(They're incredibly efficient diggers. They scramble deep under a big rock, sideways, and a minute later slide out again, pushing a load of sand with their claws. Back in they go, and out with more sand, pushing it up the slope until it crests the rise and doesn't slide back. I have seen them create a pile a couple of inches high overnight. They don't stop for coffee breaks.)

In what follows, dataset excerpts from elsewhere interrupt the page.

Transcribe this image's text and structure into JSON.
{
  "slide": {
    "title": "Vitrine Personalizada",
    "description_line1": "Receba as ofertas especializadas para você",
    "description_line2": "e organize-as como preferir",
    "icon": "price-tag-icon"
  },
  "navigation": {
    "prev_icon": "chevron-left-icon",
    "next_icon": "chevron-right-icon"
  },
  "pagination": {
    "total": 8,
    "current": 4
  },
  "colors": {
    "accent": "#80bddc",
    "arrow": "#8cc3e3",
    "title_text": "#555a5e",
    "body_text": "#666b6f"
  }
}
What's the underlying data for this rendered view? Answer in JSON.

They come out of their tunnels and burrows after dark, and sit waiting for me to arrive with food, a piece of dried minnow, crumbled into bite-sized pieces. (Crab and hermit bite-size, not mine.) I don't know if they would prefer another feeding time, but at night is when the big polychaete worms come out, too; I love to watch them creep out of their holes, ever so slowly, sniffing here and there, this way and that. Then, suddenly, they grab a choice bit of fish out of a crabs' pincers and whip it down into the sand before the crab can say, "Stop, thief!"
When I clean the tank, I fish them out with my hand, and put them in a bowl with the hermits and snails. They're ok with that. Afterwards, they go back to their digging, repairing the comfortable burrows that I filled with sand. No worse that the incoming tide would have done; that's life.

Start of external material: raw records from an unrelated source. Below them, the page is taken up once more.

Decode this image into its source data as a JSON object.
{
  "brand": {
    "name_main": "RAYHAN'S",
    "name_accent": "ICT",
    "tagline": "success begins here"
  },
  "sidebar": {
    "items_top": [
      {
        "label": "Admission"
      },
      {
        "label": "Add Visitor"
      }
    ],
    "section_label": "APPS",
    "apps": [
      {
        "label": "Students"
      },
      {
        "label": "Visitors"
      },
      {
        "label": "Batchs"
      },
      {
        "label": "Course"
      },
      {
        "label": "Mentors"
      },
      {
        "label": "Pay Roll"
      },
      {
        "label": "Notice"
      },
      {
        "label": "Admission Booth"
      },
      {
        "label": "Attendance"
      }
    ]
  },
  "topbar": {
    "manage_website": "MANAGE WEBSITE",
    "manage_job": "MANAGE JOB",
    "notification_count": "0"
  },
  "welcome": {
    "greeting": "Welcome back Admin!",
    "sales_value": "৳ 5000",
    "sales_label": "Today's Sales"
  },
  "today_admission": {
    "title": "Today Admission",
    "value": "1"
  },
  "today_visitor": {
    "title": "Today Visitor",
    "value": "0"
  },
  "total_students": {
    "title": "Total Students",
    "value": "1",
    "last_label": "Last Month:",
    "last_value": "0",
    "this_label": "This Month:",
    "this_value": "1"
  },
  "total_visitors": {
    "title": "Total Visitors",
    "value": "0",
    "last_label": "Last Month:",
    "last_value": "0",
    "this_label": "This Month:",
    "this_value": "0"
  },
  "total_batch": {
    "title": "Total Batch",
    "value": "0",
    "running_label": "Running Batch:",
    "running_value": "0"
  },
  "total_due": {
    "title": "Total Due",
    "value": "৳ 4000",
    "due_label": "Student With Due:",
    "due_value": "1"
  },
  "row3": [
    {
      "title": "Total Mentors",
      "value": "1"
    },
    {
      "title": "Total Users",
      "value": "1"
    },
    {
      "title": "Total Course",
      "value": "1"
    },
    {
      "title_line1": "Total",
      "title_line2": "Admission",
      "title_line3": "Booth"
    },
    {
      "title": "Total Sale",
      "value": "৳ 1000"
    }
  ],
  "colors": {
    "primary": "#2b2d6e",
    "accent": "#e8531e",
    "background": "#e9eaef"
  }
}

With that background, I thought that they really wouldn't mind a visit to my new underwater photo studio; they know me, they can trust me. I've never hurt them yet.

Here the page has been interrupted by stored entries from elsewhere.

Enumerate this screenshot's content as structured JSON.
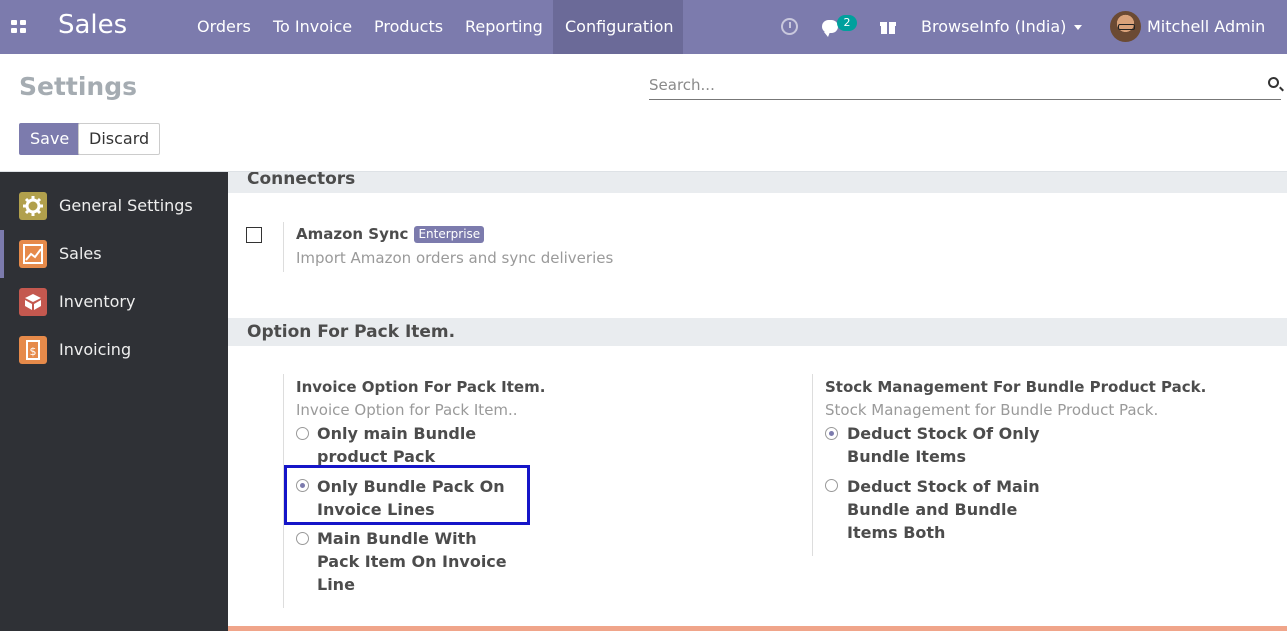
{
  "navbar": {
    "brand": "Sales",
    "menu": [
      "Orders",
      "To Invoice",
      "Products",
      "Reporting",
      "Configuration"
    ],
    "active_menu": "Configuration",
    "message_count": "2",
    "company": "BrowseInfo (India)",
    "user": "Mitchell Admin",
    "bg_color": "#7c7bad"
  },
  "control_panel": {
    "title": "Settings",
    "search_placeholder": "Search...",
    "save_label": "Save",
    "discard_label": "Discard"
  },
  "sidebar": {
    "items": [
      {
        "label": "General Settings",
        "icon": "gear-icon",
        "color": "#b1a04c"
      },
      {
        "label": "Sales",
        "icon": "chart-icon",
        "color": "#e68a4a",
        "active": true
      },
      {
        "label": "Inventory",
        "icon": "box-icon",
        "color": "#c4584f"
      },
      {
        "label": "Invoicing",
        "icon": "invoice-icon",
        "color": "#e68a4a"
      }
    ]
  },
  "sections": {
    "connectors": {
      "title": "Connectors",
      "amazon": {
        "title": "Amazon Sync",
        "badge": "Enterprise",
        "description": "Import Amazon orders and sync deliveries",
        "checked": false
      }
    },
    "pack": {
      "title": "Option For Pack Item.",
      "invoice_option": {
        "title": "Invoice Option For Pack Item.",
        "description": "Invoice Option for Pack Item..",
        "options": [
          {
            "line1": "Only main Bundle",
            "line2": "product Pack",
            "selected": false
          },
          {
            "line1": "Only Bundle Pack On",
            "line2": "Invoice Lines",
            "selected": true
          },
          {
            "line1": "Main Bundle With",
            "line2": "Pack Item On Invoice",
            "line3": "Line",
            "selected": false
          }
        ]
      },
      "stock_option": {
        "title": "Stock Management For Bundle Product Pack.",
        "description": "Stock Management for Bundle Product Pack.",
        "options": [
          {
            "line1": "Deduct Stock Of Only",
            "line2": "Bundle Items",
            "selected": true
          },
          {
            "line1": "Deduct Stock of Main",
            "line2": "Bundle and Bundle",
            "line3": "Items Both",
            "selected": false
          }
        ]
      }
    }
  }
}
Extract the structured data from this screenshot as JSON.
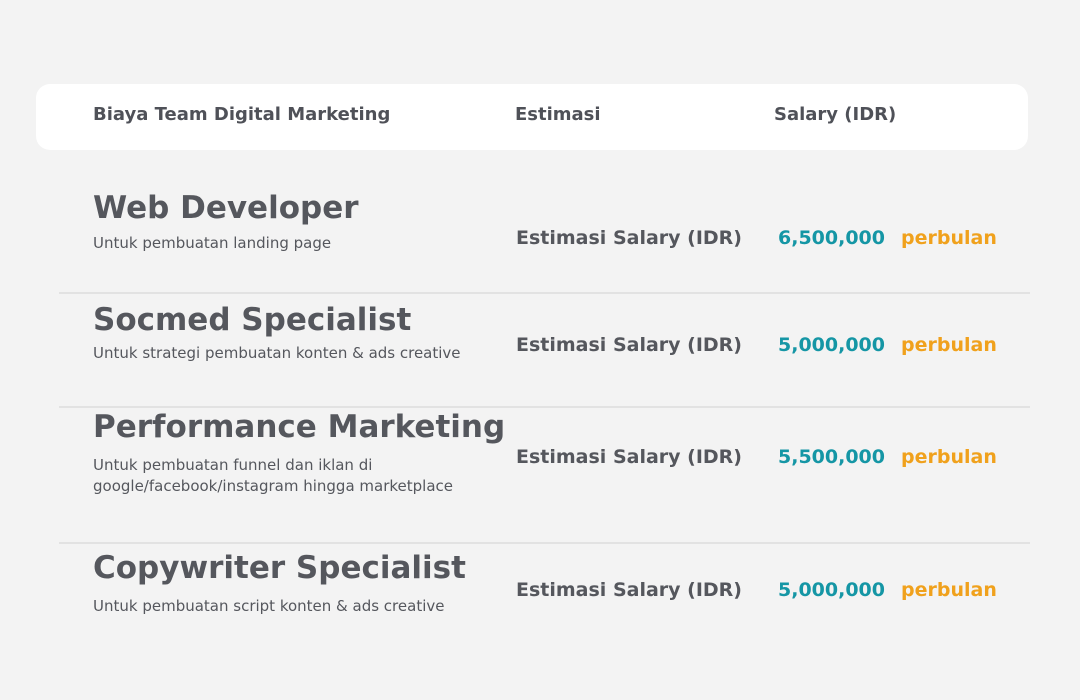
{
  "header": {
    "col_role": "Biaya Team Digital Marketing",
    "col_estimate": "Estimasi",
    "col_salary": "Salary (IDR)"
  },
  "rows": [
    {
      "title": "Web Developer",
      "description": "Untuk pembuatan landing page",
      "estimate_label": "Estimasi Salary (IDR)",
      "amount": "6,500,000",
      "period": "perbulan"
    },
    {
      "title": "Socmed Specialist",
      "description": "Untuk strategi pembuatan konten & ads creative",
      "estimate_label": "Estimasi Salary (IDR)",
      "amount": "5,000,000",
      "period": "perbulan"
    },
    {
      "title": "Performance Marketing",
      "description": "Untuk pembuatan funnel dan iklan di google/facebook/instagram hingga marketplace",
      "estimate_label": "Estimasi Salary (IDR)",
      "amount": "5,500,000",
      "period": "perbulan"
    },
    {
      "title": "Copywriter Specialist",
      "description": "Untuk pembuatan script konten & ads creative",
      "estimate_label": "Estimasi Salary (IDR)",
      "amount": "5,000,000",
      "period": "perbulan"
    }
  ],
  "colors": {
    "background": "#f3f3f3",
    "header_bg": "#ffffff",
    "text": "#55575d",
    "amount": "#1596a5",
    "period": "#f0a11c",
    "divider": "#e2e2e2"
  }
}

I was wrong. They panicked. They scrabbled around frantically, trying to hide under each other, under the stones, against the opposite side of wherever the camera was.
The baby, feeling safe for the moment.
Spots, watching me over the back of his head. That's Snowflake underneath him, and a piece of fish at his back feet. I thought that would placate them. It didn't.
Snowflake and Rusty.
Five minutes, maybe ten. The crabs were trying to burrow underneath my glass divider, tossing stones behind them. I gave up, and replaced them in the aquarium; they scuttled for cover. The next day, they had recovered, and were glaring at me through their glass wall. This wall is good; it's familiar. Even if it's as see-through as the other.
I think the first three, Baby, Spots, and Snowflake are green shore crabs, Hemigrapsus oregonensis. The colour and patterns vary, especially in juveniles, but the legs are hairy. Even the littlest one shows a bit of hair; look closely. Rusty, the dark red one, may be a purple shore crab, Hemigrapsus nudus (nude or naked); these are missing the hair. In the right light, I can see the purple spots on his pincers.